Within a few days, these newly landed African slaves took to the woods where they most likely joined the maroons left behind by the Dutch. The temerity of the fugitive slaves during the first months of the French administration of Mr de Nyon made the task of governing the new colony very arduous, despite the small size of the population.

The first condemnation of maroons in Ile de France took place on 12 November 1723. The Provincial Council gave a judgment condemning three slaves convicted of maroonage for the third time to draw lots in order to decide who among them was to be hanged. During the rest of the 1720s, much of the attention to the local French colonial officials was devoted to dealing with the growing problem of maroonage.

On 2 June 1726, the Provincial Council promulgated a decree concerning maroons and detachments or armed maroon catching units were sent in their pursuit. It was enacted that maroons who were captured alive became the property of the detachments, with the exception of two or three of the most dangerous to be executed to teach a lesson to the others.

For a maroon killed during an encounter, a sum of one hundred livres was paid on the presentation of his left hand.
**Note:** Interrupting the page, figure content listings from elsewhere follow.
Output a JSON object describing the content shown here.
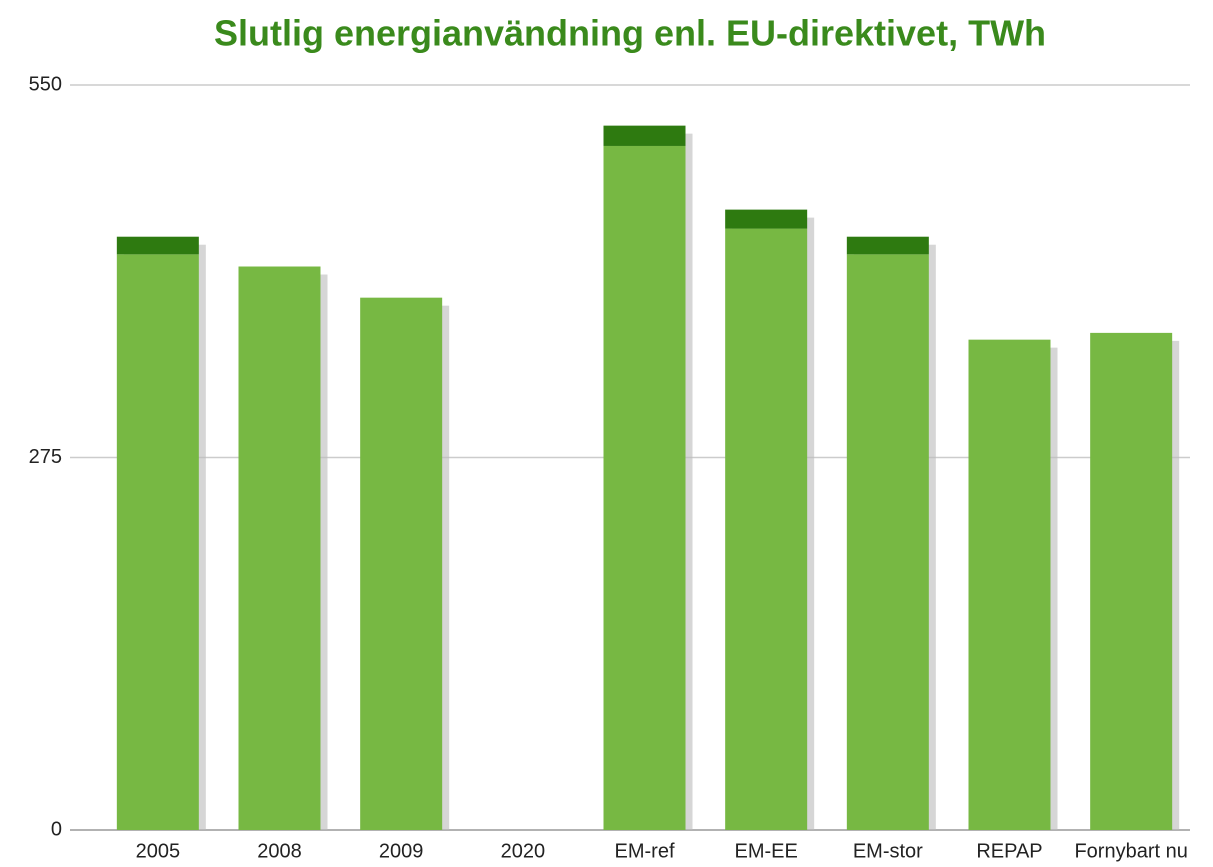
{
  "chart_data": {
    "type": "bar",
    "stacked": true,
    "title": "Slutlig energianvändning enl. EU-direktivet, TWh",
    "categories": [
      "2005",
      "2008",
      "2009",
      "2020",
      "EM-ref",
      "EM-EE",
      "EM-stor",
      "REPAP",
      "Fornybart nu"
    ],
    "series": [
      {
        "color": "#77b843",
        "values": [
          425,
          416,
          393,
          null,
          505,
          444,
          425,
          362,
          367
        ]
      },
      {
        "color": "#2e7a10",
        "values": [
          13,
          null,
          null,
          null,
          15,
          14,
          13,
          null,
          null
        ]
      }
    ],
    "ylim": [
      0,
      550
    ],
    "yticks": [
      0,
      275,
      550
    ],
    "grid": true
  }
}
This decree was motivated by the need for the administration to exterminate the maroons who were the cause of much disorder and were preventing, by their frequent raids and pillaging, the cultivation of the soil for a colony suffering from frequent food shortages. This clearly indicates the serious nature of the threat posed by the maroons to this fledgling colony.

The organized attacks

In spite of the severity of the punishments meted out to the maroons as well as the numerous captures made by the detachments which were sent after them, the fact remained that organized maroonage kept on increasing. During the 1720s and 1730s, in the course of their attacks on the colonists, the Mauritian maroons were able to acquire firearms and ammunitions.

In the some of the most inaccessible parts of the island, they established their camps, created well organised as well as armed groups and planned their next attack. They spread out in bands, pillaging, setting fire and spreading death and destruction in their wake. There are two important and spectacular maroon attacks which took place during the early history of Ile de France, in 1724 and 1732.

On 24 March 1724, an armed maroon band took by force a military post in the district of Savanne and forced the soldiers to beat a hasty retreat. Saint Elme le Duc, a French historian, explained that these French colonial troops “were soldiers only in name as they were confused by drunkenness and debauchery”. One can sense in these lines penned by a French scholar who refused to admit that the French soldiers were no match for the maroons who had themselves been valiant warriors in their native lands in Madagascar and West Africa before they were enslaved. The military prowess of slaves from West Africa is a well known fact in the history of slavery in the Caribbean, specifically in Jamaica and Suriname.

In 1732, another armed band of maroons attacked a garrison as well as a French settlement at Poste de Flacq. After a bitter skirmish, they forced the French troops and the colonists to flee. The French troops lost ten men, several colonists were killed and only one maroon perished. Many years later, Governor Labourdonnais wrote: “In 1732, maroons attacked the quarter of Flacq and forced the whites to abandon.”

Furthermore, almost a century later, Adrien d’Epinay, the leader of the Franco-Mauritian slave-owners during the 1830s, saw in this incident “a threat to civilisation”. Indeed, the great maroon attacks of 1724 and 1732 clearly showed that the Mauritian maroons were true guerrilleros of freedom. In fact, the French were only able to turn back the tide against them during the late 1730s and early 1740s, under the governorship Mahé Labourdonnais.

The maroon legacy

For several decades, the Mauritian maroons waged a protracted and valiant campaign against slavery and colonialism in Mauritius. Through their actions, they helped shape colonial policy and struck fear in the hearts and minds of colonial officials and the slave-owners. Thus, to a certain extent, they were the makers as well as shapers of their own history.

Their constant struggle against their oppressors and their personal or individual battles to reclaim their humanity shielded them from the terrible dehumanizing effects of slavery. Therefore, on each 1st February, their long and valiant struggle for freedom must be remembered by the Mauritian nation.